SCANDALE DES COMMANDITES, VERSION 1980
Les référendums, peut-être encore plus que les élections, suscitent des chocs publicitaires frontaux.
En 1980, la nouvelle loi sur les consultations populaires est mise à l’épreuve pour la première fois de multiples manières.
La première est subliminale. En pleine campagne, le 7 mai, Le Journal souligne que le ministère de la Santé fédéral a commencé à diffuser une publicité contre l’abus d’alcool dont le message central est « “Non merci“... ça se dit bien ».
Or, l’expression « non merci » est aussi au centre de la campagne du camp du NON au référendum.
Le camp du OUI fulmine, surtout quand on l’informe qu’Ottawa a aussi inséré un feuillet sur son « dialogue sur l’alcool » avec le slogan « “Non merci“... ça se dit bien » dans l’enveloppe des allocations familiales et des pensions de vieillesse. Distribution qui a d’ailleurs été devancée pour que les Québécois reçoivent ces versements prétendument avant qu’une grève des postes soit déclenchée.
UNE « COÏNCIDENCE »
Santé Canada soutiendra quelques jours plus tard que l’emploi du terme « Non merci » était une « coïncidence », qu’il l’avait d’ailleurs déjà utilisé en 1978.
Dans le camp fédéraliste, on reprochait au gouvernement Lévesque, depuis quelques années, de faire mousser le sentiment nationaliste avec ses slogans « Tout le monde s’attache au Québec » (pour encourager l’utilisation de la ceinture de sécurité) et « Au Québec, faut se tenir... en santé » (grande campagne sur la santé de la population), entre autres.
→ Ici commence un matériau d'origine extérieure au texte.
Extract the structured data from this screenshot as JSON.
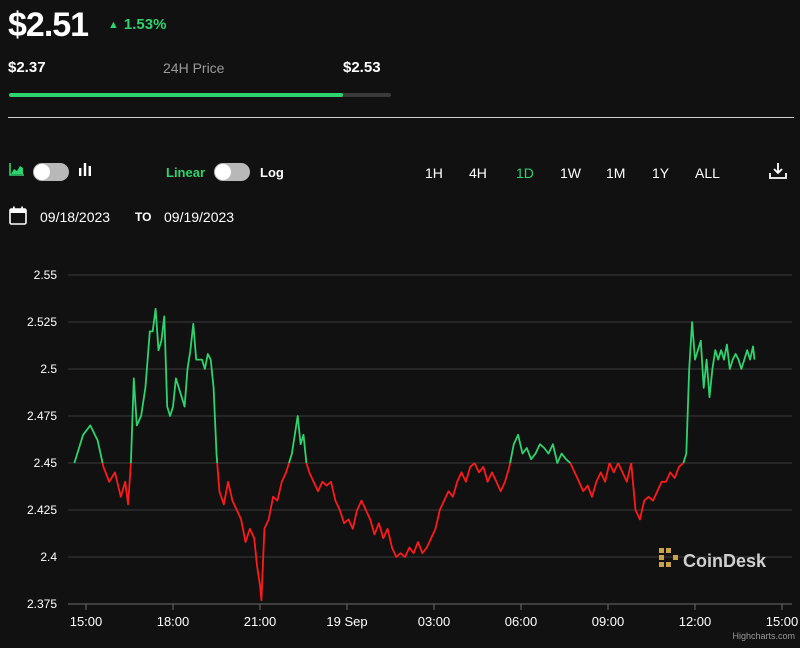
{
  "header": {
    "price": "$2.51",
    "change_arrow": "▲",
    "change_pct": "1.53%",
    "low": "$2.37",
    "range_label": "24H Price",
    "high": "$2.53",
    "range_position": 0.875
  },
  "controls": {
    "chart_type_icons": [
      "area-chart-icon",
      "bar-chart-icon"
    ],
    "linear_label": "Linear",
    "log_label": "Log",
    "ranges": [
      "1H",
      "4H",
      "1D",
      "1W",
      "1M",
      "1Y",
      "ALL"
    ],
    "active_range": "1D",
    "download_icon": "download-icon"
  },
  "dates": {
    "from": "09/18/2023",
    "to_label": "TO",
    "to": "09/19/2023"
  },
  "colors": {
    "up": "#2fd36d",
    "down": "#ff1a1a",
    "background": "#111111",
    "grid": "#3b3b3b"
  },
  "chart_data": {
    "type": "line",
    "baseline": 2.45,
    "xlabel": "",
    "ylabel": "",
    "ylim": [
      2.375,
      2.55
    ],
    "yticks": [
      "2.375",
      "2.4",
      "2.425",
      "2.45",
      "2.475",
      "2.5",
      "2.525",
      "2.55"
    ],
    "xticks": [
      "15:00",
      "18:00",
      "21:00",
      "19 Sep",
      "03:00",
      "06:00",
      "09:00",
      "12:00",
      "15:00"
    ],
    "x_hours_from_1500": [
      0,
      3,
      6,
      9,
      12,
      15,
      18,
      21,
      24
    ],
    "points": [
      [
        -0.4,
        2.45
      ],
      [
        -0.1,
        2.465
      ],
      [
        0.15,
        2.47
      ],
      [
        0.4,
        2.462
      ],
      [
        0.6,
        2.448
      ],
      [
        0.8,
        2.44
      ],
      [
        1.0,
        2.445
      ],
      [
        1.2,
        2.432
      ],
      [
        1.35,
        2.44
      ],
      [
        1.45,
        2.428
      ],
      [
        1.55,
        2.45
      ],
      [
        1.65,
        2.495
      ],
      [
        1.75,
        2.47
      ],
      [
        1.9,
        2.475
      ],
      [
        2.05,
        2.49
      ],
      [
        2.2,
        2.52
      ],
      [
        2.3,
        2.52
      ],
      [
        2.4,
        2.532
      ],
      [
        2.5,
        2.51
      ],
      [
        2.6,
        2.515
      ],
      [
        2.7,
        2.528
      ],
      [
        2.8,
        2.48
      ],
      [
        2.9,
        2.475
      ],
      [
        3.0,
        2.48
      ],
      [
        3.1,
        2.495
      ],
      [
        3.2,
        2.49
      ],
      [
        3.3,
        2.485
      ],
      [
        3.4,
        2.48
      ],
      [
        3.5,
        2.5
      ],
      [
        3.6,
        2.51
      ],
      [
        3.7,
        2.524
      ],
      [
        3.8,
        2.505
      ],
      [
        3.9,
        2.505
      ],
      [
        4.0,
        2.505
      ],
      [
        4.1,
        2.5
      ],
      [
        4.2,
        2.508
      ],
      [
        4.3,
        2.505
      ],
      [
        4.4,
        2.49
      ],
      [
        4.5,
        2.455
      ],
      [
        4.6,
        2.435
      ],
      [
        4.75,
        2.428
      ],
      [
        4.9,
        2.44
      ],
      [
        5.05,
        2.43
      ],
      [
        5.2,
        2.425
      ],
      [
        5.35,
        2.42
      ],
      [
        5.5,
        2.408
      ],
      [
        5.65,
        2.415
      ],
      [
        5.8,
        2.41
      ],
      [
        5.9,
        2.395
      ],
      [
        6.0,
        2.385
      ],
      [
        6.05,
        2.377
      ],
      [
        6.15,
        2.415
      ],
      [
        6.3,
        2.42
      ],
      [
        6.45,
        2.432
      ],
      [
        6.6,
        2.43
      ],
      [
        6.75,
        2.44
      ],
      [
        6.9,
        2.445
      ],
      [
        7.0,
        2.45
      ],
      [
        7.1,
        2.455
      ],
      [
        7.2,
        2.465
      ],
      [
        7.3,
        2.475
      ],
      [
        7.4,
        2.46
      ],
      [
        7.5,
        2.465
      ],
      [
        7.6,
        2.45
      ],
      [
        7.7,
        2.445
      ],
      [
        7.85,
        2.44
      ],
      [
        8.0,
        2.435
      ],
      [
        8.15,
        2.44
      ],
      [
        8.3,
        2.438
      ],
      [
        8.45,
        2.44
      ],
      [
        8.6,
        2.43
      ],
      [
        8.75,
        2.425
      ],
      [
        8.9,
        2.418
      ],
      [
        9.05,
        2.42
      ],
      [
        9.2,
        2.415
      ],
      [
        9.35,
        2.425
      ],
      [
        9.5,
        2.43
      ],
      [
        9.65,
        2.425
      ],
      [
        9.8,
        2.42
      ],
      [
        9.95,
        2.412
      ],
      [
        10.1,
        2.418
      ],
      [
        10.25,
        2.41
      ],
      [
        10.4,
        2.415
      ],
      [
        10.55,
        2.405
      ],
      [
        10.7,
        2.4
      ],
      [
        10.85,
        2.402
      ],
      [
        11.0,
        2.4
      ],
      [
        11.15,
        2.405
      ],
      [
        11.3,
        2.402
      ],
      [
        11.45,
        2.408
      ],
      [
        11.6,
        2.402
      ],
      [
        11.75,
        2.405
      ],
      [
        11.9,
        2.41
      ],
      [
        12.05,
        2.415
      ],
      [
        12.2,
        2.425
      ],
      [
        12.35,
        2.43
      ],
      [
        12.5,
        2.435
      ],
      [
        12.65,
        2.432
      ],
      [
        12.8,
        2.44
      ],
      [
        12.95,
        2.445
      ],
      [
        13.1,
        2.44
      ],
      [
        13.25,
        2.448
      ],
      [
        13.4,
        2.45
      ],
      [
        13.55,
        2.445
      ],
      [
        13.7,
        2.448
      ],
      [
        13.85,
        2.44
      ],
      [
        14.0,
        2.445
      ],
      [
        14.15,
        2.44
      ],
      [
        14.3,
        2.435
      ],
      [
        14.45,
        2.44
      ],
      [
        14.6,
        2.448
      ],
      [
        14.75,
        2.46
      ],
      [
        14.9,
        2.465
      ],
      [
        15.05,
        2.455
      ],
      [
        15.2,
        2.458
      ],
      [
        15.35,
        2.452
      ],
      [
        15.5,
        2.455
      ],
      [
        15.65,
        2.46
      ],
      [
        15.8,
        2.458
      ],
      [
        15.95,
        2.455
      ],
      [
        16.1,
        2.46
      ],
      [
        16.25,
        2.45
      ],
      [
        16.4,
        2.455
      ],
      [
        16.55,
        2.452
      ],
      [
        16.7,
        2.45
      ],
      [
        16.85,
        2.445
      ],
      [
        17.0,
        2.44
      ],
      [
        17.15,
        2.435
      ],
      [
        17.3,
        2.438
      ],
      [
        17.45,
        2.432
      ],
      [
        17.6,
        2.44
      ],
      [
        17.75,
        2.445
      ],
      [
        17.9,
        2.44
      ],
      [
        18.05,
        2.45
      ],
      [
        18.2,
        2.445
      ],
      [
        18.35,
        2.45
      ],
      [
        18.5,
        2.445
      ],
      [
        18.65,
        2.44
      ],
      [
        18.8,
        2.45
      ],
      [
        18.95,
        2.425
      ],
      [
        19.1,
        2.42
      ],
      [
        19.25,
        2.43
      ],
      [
        19.4,
        2.432
      ],
      [
        19.55,
        2.43
      ],
      [
        19.7,
        2.435
      ],
      [
        19.85,
        2.44
      ],
      [
        20.0,
        2.44
      ],
      [
        20.15,
        2.445
      ],
      [
        20.3,
        2.442
      ],
      [
        20.45,
        2.448
      ],
      [
        20.6,
        2.45
      ],
      [
        20.7,
        2.455
      ],
      [
        20.8,
        2.5
      ],
      [
        20.9,
        2.525
      ],
      [
        21.0,
        2.505
      ],
      [
        21.1,
        2.51
      ],
      [
        21.2,
        2.515
      ],
      [
        21.3,
        2.49
      ],
      [
        21.4,
        2.505
      ],
      [
        21.5,
        2.485
      ],
      [
        21.6,
        2.5
      ],
      [
        21.7,
        2.51
      ],
      [
        21.8,
        2.505
      ],
      [
        21.9,
        2.51
      ],
      [
        22.0,
        2.505
      ],
      [
        22.1,
        2.513
      ],
      [
        22.2,
        2.5
      ],
      [
        22.3,
        2.505
      ],
      [
        22.4,
        2.508
      ],
      [
        22.5,
        2.505
      ],
      [
        22.6,
        2.5
      ],
      [
        22.7,
        2.505
      ],
      [
        22.8,
        2.51
      ],
      [
        22.9,
        2.505
      ],
      [
        23.0,
        2.512
      ],
      [
        23.05,
        2.505
      ]
    ]
  },
  "watermark": "CoinDesk",
  "credits": "Highcharts.com"
}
Le 10 mai, René Lévesque annonce qu’une plainte sera déposé devant les tribunaux pour publicité illégale. Il dénonce des pubs radios et des épinglettes fédéralistes qui n’avaient pas été émis par le comité du NON mais par Ottawa.
« Le gouvernement fédéral devra répondre en cour à cette orgie de dépenses à même les fonds publics qui ne sont pas comptabilisées au budget du comité du NON », lance-t-il devant une assemblée de 1000 personnes à Shawinigan.
Finalement, un tribunal, le Conseil du référendum, tranchera le 16 mai et exposera une faille importante de la loi.
« Nulle loi ne peut avoir d’effet sur les droits de la Couronne à moins qu’il n’y soit expressément compris… ou encore à moins de l’avoir accepté. »
Autrement dit, les dépenses d’Ottawa « même si elles favorisent ou défavorisent directement ou indirectement une option soumise à la consultation populaire, ne peuvent être des dépenses réglementées».
DÉPENSES EN PUBLICITÉ
Douze ans plus tard, le politologue Robert Boily soutenait que le fédéral étant libre de dépenser sans compter, le principe d’« égalité de moyens » contenu dans la loi était bien théorique !
Combien le fédéral a-t-il dépensé en 1980 en publicité ? Difficile à dire, comme le notera le professeur Louis Massicotte, de l’Université Laval : le montant total a été estimé «successivement à 3, puis à 5 et [...] à 17,5 millions de dollars ».
Chose certaine, cela « excédait de loin les limites imposées à un comité national ». Un premier scandale des commandites, en somme.